PAULINA TRACZYŃSKA

Paulina Traczyńska
29 gru 2022
Co mają wspólnego jeńcy wojenni z wodorostami z Morza Białego? Czyli sprostowanie dotyczące aktualnie malowanego tematu
W związku z pytaniami dotyczącymi mojego aktualnie prowadzonego cyklu malarskiego chciałam sprostować pewne kwestie. Tematem powstających obrazów są co prawdą glony, lecz moje zainteresowania nie są powodowane jedynie zamiłowaniem przyrodniczym czy formalnym. Główną przyczyną jest ważna Historia z nimi splątana.

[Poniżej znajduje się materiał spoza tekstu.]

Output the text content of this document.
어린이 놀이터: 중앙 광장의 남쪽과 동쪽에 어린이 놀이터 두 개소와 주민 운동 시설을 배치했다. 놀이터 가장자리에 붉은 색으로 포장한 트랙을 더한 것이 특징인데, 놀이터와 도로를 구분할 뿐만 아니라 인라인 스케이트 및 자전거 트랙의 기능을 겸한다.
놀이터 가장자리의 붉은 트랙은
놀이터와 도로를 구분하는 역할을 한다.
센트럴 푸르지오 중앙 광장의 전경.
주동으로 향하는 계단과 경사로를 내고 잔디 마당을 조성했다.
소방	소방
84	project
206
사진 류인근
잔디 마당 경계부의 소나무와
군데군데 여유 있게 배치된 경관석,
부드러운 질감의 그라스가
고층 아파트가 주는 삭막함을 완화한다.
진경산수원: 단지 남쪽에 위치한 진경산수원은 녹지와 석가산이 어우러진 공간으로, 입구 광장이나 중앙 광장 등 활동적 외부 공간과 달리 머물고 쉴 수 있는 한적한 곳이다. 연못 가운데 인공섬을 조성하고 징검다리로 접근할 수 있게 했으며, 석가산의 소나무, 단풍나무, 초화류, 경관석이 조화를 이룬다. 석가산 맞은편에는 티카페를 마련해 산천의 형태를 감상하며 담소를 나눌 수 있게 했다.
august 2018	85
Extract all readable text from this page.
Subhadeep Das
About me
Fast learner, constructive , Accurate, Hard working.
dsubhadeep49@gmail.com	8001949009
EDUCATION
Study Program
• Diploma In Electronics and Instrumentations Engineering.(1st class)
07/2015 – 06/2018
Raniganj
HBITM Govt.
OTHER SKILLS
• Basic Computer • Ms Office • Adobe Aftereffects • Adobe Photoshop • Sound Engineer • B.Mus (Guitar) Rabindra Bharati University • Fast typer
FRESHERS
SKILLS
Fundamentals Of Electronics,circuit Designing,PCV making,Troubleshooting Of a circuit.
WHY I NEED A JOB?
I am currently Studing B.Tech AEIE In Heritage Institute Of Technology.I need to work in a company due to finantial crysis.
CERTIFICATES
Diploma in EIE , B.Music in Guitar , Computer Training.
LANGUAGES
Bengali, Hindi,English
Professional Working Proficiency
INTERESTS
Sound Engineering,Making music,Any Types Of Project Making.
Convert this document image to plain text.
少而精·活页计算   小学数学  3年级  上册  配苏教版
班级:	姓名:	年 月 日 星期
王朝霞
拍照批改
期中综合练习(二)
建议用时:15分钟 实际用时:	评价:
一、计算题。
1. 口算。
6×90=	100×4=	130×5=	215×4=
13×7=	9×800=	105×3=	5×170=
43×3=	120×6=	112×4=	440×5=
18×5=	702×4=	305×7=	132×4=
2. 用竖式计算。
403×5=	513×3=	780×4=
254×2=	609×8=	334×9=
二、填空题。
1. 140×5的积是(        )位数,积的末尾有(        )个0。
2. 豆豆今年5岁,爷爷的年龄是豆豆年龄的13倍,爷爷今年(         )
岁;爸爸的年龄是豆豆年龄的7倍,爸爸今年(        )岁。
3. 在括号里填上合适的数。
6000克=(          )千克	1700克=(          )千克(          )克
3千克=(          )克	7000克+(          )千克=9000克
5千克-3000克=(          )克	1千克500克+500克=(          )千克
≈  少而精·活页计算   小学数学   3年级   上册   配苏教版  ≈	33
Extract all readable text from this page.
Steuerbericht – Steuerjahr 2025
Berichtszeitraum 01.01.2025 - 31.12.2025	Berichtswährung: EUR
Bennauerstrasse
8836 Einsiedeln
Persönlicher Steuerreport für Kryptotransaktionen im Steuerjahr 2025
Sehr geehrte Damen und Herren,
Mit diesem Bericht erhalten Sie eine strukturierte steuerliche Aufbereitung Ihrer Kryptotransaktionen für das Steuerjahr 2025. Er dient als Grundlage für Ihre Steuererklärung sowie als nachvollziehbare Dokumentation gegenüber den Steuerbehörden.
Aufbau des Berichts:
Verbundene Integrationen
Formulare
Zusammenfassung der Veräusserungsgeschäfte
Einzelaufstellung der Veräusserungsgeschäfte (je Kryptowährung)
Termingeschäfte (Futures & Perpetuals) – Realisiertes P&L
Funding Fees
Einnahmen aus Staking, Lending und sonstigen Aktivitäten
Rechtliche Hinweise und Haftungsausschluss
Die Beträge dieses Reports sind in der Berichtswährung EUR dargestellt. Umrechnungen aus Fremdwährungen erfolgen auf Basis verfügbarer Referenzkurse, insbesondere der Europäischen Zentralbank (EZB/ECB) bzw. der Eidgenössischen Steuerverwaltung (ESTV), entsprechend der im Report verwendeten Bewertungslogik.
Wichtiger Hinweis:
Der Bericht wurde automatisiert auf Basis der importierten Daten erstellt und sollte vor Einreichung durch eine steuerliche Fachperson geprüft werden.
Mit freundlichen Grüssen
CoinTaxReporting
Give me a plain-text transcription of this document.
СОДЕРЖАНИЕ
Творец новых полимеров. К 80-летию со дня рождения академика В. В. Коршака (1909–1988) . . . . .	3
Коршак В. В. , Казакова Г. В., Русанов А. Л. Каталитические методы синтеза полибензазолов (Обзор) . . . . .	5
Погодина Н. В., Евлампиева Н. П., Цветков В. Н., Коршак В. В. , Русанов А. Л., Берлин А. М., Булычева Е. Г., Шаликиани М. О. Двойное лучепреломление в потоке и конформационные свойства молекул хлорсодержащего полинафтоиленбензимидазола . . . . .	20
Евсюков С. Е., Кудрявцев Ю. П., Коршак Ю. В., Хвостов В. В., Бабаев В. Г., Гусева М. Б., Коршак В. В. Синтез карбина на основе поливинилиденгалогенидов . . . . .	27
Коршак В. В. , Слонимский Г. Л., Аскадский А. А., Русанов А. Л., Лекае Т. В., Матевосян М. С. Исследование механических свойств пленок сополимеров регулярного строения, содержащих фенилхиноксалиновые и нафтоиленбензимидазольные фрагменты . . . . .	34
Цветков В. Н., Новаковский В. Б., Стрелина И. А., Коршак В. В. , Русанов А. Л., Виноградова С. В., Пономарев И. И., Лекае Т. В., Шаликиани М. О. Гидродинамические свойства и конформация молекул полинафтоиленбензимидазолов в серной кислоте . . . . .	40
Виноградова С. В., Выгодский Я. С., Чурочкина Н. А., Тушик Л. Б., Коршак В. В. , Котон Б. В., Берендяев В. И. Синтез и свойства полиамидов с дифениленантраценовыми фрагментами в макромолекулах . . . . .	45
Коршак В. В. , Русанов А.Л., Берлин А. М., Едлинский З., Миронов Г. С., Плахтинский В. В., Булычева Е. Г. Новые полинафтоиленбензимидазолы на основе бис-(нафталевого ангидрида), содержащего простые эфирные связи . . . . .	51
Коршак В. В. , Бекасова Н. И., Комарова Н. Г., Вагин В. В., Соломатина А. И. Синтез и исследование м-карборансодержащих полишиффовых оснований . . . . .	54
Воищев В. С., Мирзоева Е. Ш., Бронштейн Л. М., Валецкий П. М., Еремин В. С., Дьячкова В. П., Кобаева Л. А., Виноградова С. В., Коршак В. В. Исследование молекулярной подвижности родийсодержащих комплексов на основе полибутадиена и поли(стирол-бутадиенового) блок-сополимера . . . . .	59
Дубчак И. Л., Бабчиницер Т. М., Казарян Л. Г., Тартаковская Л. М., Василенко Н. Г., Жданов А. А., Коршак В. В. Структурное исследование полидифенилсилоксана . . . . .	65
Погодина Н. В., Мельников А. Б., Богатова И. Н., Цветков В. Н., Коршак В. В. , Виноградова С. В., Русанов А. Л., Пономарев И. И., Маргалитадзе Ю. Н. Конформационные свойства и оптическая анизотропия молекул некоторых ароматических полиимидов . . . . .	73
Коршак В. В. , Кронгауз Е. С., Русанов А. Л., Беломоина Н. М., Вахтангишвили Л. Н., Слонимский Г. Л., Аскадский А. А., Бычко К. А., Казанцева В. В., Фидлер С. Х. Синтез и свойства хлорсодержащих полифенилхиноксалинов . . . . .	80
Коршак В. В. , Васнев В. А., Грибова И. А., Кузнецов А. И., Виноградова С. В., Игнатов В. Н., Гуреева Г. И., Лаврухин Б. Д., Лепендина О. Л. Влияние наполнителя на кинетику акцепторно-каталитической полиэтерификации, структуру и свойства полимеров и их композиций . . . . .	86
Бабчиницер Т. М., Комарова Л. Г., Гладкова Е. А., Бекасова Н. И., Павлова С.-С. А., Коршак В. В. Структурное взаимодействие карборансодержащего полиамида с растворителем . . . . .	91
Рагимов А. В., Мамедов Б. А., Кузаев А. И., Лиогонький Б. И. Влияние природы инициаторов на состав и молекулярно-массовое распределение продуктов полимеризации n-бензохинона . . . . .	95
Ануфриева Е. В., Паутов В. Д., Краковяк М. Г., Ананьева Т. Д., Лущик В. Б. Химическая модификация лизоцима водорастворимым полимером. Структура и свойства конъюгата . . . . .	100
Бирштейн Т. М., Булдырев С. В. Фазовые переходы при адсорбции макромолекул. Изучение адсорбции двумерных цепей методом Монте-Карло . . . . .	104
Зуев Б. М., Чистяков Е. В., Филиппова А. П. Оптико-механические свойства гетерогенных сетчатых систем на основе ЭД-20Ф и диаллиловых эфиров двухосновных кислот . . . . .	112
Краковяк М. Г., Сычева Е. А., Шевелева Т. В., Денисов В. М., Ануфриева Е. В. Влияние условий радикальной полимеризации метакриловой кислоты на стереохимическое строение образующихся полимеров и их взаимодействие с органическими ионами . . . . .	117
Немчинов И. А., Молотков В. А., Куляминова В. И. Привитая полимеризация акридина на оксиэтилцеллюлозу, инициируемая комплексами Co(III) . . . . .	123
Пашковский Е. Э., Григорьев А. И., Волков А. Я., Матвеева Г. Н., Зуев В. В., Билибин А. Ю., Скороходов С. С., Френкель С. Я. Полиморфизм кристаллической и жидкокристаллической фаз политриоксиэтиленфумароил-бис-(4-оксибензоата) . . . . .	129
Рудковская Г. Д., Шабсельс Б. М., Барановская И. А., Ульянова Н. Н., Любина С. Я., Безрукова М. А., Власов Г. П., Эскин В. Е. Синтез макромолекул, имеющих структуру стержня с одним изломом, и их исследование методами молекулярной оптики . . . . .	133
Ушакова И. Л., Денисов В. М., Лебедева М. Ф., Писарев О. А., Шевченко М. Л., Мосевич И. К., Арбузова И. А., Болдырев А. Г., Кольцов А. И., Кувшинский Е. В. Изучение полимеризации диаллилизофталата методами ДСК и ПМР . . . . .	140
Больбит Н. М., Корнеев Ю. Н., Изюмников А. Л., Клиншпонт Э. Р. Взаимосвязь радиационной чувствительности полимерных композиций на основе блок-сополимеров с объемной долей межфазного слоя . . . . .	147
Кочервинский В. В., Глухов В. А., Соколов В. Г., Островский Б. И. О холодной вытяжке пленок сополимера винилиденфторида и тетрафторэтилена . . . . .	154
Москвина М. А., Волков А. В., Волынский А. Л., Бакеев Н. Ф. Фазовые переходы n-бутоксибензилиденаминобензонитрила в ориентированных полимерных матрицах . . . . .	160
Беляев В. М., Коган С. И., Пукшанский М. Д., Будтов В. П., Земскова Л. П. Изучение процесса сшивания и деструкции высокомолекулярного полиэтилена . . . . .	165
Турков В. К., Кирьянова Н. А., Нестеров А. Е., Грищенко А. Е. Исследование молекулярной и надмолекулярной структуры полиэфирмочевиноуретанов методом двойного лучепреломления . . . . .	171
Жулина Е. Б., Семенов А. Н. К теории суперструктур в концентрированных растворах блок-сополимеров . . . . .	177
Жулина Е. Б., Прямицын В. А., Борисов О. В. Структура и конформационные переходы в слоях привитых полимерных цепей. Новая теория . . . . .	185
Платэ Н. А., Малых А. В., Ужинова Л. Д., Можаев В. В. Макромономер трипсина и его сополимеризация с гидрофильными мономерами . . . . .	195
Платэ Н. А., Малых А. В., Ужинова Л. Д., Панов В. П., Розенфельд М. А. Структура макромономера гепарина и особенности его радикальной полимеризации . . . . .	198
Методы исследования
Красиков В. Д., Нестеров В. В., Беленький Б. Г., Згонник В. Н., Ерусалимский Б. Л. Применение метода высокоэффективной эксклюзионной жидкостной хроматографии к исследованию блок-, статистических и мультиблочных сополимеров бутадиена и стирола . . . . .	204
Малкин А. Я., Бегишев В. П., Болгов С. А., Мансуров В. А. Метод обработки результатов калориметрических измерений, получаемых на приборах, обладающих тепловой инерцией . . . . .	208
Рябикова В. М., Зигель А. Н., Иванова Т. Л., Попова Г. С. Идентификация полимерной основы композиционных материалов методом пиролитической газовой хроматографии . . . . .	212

13 lat temu płynąc statkiem na Wyspy Sołowieckie po Morzu Białym wyłowiłam garść wodorostów, które unosiły się na powieżchni wody. Pomyślałam, że może to być świetna pamiątka z podróży, że te glony moga mieć jakieś właściwości lecznicze lub kosmetyczne i będę mogła je później wykorzystać. Ostatecznie pamiątka zasuszyła się i trafiła do pudełka z innymi tego typu obiektami i przeleżała tam długie lata.
W tym roku czytając "Na Nieludzkiej Ziemi" Józefa Czapskiego trafiłam na informację o doniesieniach dotyczących zatopienia przez rosyjskich komunistów barek z polskimi jeńcami wojennymi w 1940 roku na Morzu Białym. W tej sytuacji moja pamiątka nabrała dla mnie zupełnie innego znaczenia i postanowiłam wziąć ją na swój warsztat. Początkowo tematyka miała być tajemnicą i miała działać jak tajemnica w obrazie, jednakże czuje duży dysonas w związku z reakcjami ludzi w rozmowach o mojej aktualnej pracy. Kiedy odpowiadam, że maluję teraz glony, zwykle spotykam się z wesołą, lekką i entuzjastyczną reakcją, a po mojej stronie zostaje ciężar.
Więc przekazuję Wam w tym komentarzu ten ciężar. Myślę, że sprawa warta jest uwagi i respektu.